When we are honest with ourselves, acknowledge what we are experiencing, give ourselves time to adjust and connect with our own compassion, we fare far better. By recognizing that the “ideal” life our friend or neighbor portrays on Facebook (increasingly so during the holidays), or the proverbial Christmas letters and cards, are but a snapshot of one moment in time, we can more readily refrain from making unrealistic, unfair and generalized comparisons.

When approaching the holidays after experiencing a loss, perhaps the greatest gift can come by honoring our humanness. By respecting the situation as it is today and having hope for a better tomorrow, we become more capable of learning from our lessons and appreciating our blessings. And as Carmen said “with gratitude watch for the unexpected gracious bounty from Jesus Christ, our Lord.”

Thank you Carmen, That in itself is a gift.

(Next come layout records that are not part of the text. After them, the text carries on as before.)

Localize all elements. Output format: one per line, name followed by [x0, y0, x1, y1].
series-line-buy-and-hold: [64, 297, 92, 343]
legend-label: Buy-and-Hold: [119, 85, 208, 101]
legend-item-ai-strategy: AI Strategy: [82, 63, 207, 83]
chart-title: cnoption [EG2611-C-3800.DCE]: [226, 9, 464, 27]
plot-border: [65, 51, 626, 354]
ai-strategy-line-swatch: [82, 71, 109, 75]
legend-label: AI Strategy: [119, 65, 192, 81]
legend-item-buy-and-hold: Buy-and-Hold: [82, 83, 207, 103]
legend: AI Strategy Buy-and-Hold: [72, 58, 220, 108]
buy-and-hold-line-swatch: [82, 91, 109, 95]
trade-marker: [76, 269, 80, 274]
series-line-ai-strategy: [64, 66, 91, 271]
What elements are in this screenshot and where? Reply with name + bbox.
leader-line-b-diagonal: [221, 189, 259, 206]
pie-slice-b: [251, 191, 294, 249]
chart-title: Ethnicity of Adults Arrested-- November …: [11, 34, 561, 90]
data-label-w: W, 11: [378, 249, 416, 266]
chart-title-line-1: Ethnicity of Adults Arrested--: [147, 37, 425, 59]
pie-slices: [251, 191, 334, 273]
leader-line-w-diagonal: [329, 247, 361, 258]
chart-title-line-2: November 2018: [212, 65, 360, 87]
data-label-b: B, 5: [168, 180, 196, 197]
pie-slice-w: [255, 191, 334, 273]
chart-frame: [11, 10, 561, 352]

The forensic stories of the forests are not the momentary colorful bio-diversity looks but bold of beautiful decays shaped by seasonal composting slow cooker crock. The organic hunger for the unexpected humans to jump out on to their feet wade through the thicket hugged by stillness halls of watchful hungry eyes - for examples, the Yellow Trout Lilies, they stand still unafraid, of God tends Himself as a gardener– He removes the dirt from human eyes made the lilies visible bold rings of yellow. They belong to humans since God’s creation. Humanity just hasn’t noticed they are missing. Quickly enjoy the affectionate moments, time passes this way but once; before darkness replaced the rings of Yellow Trout Lilies tomorrow with the rings of Crimson Toad stool. Yes, the forests have their moments of good, bad and ugly daily walks. Thank you Carmen Lau to your timely sermon.


If it wasnt for the dying and death in the forest we would be missing a lot of beautiful things.
Leaves falling off in the fall, changing over time to new top soil.
Decaying trees fallen to the earth.
These are places for new organisms to find homes. — moss, toadstools, mushrooms, other beautiful and odd shaped fungi.
Places for lizards, salamanders, millipedes, and other creatures to find homes.
Acid soil for wild blueberries, mountain laurel, rhododendron.
Some plants only grow in the sun. Other plants require the shade and moisture the forest provides.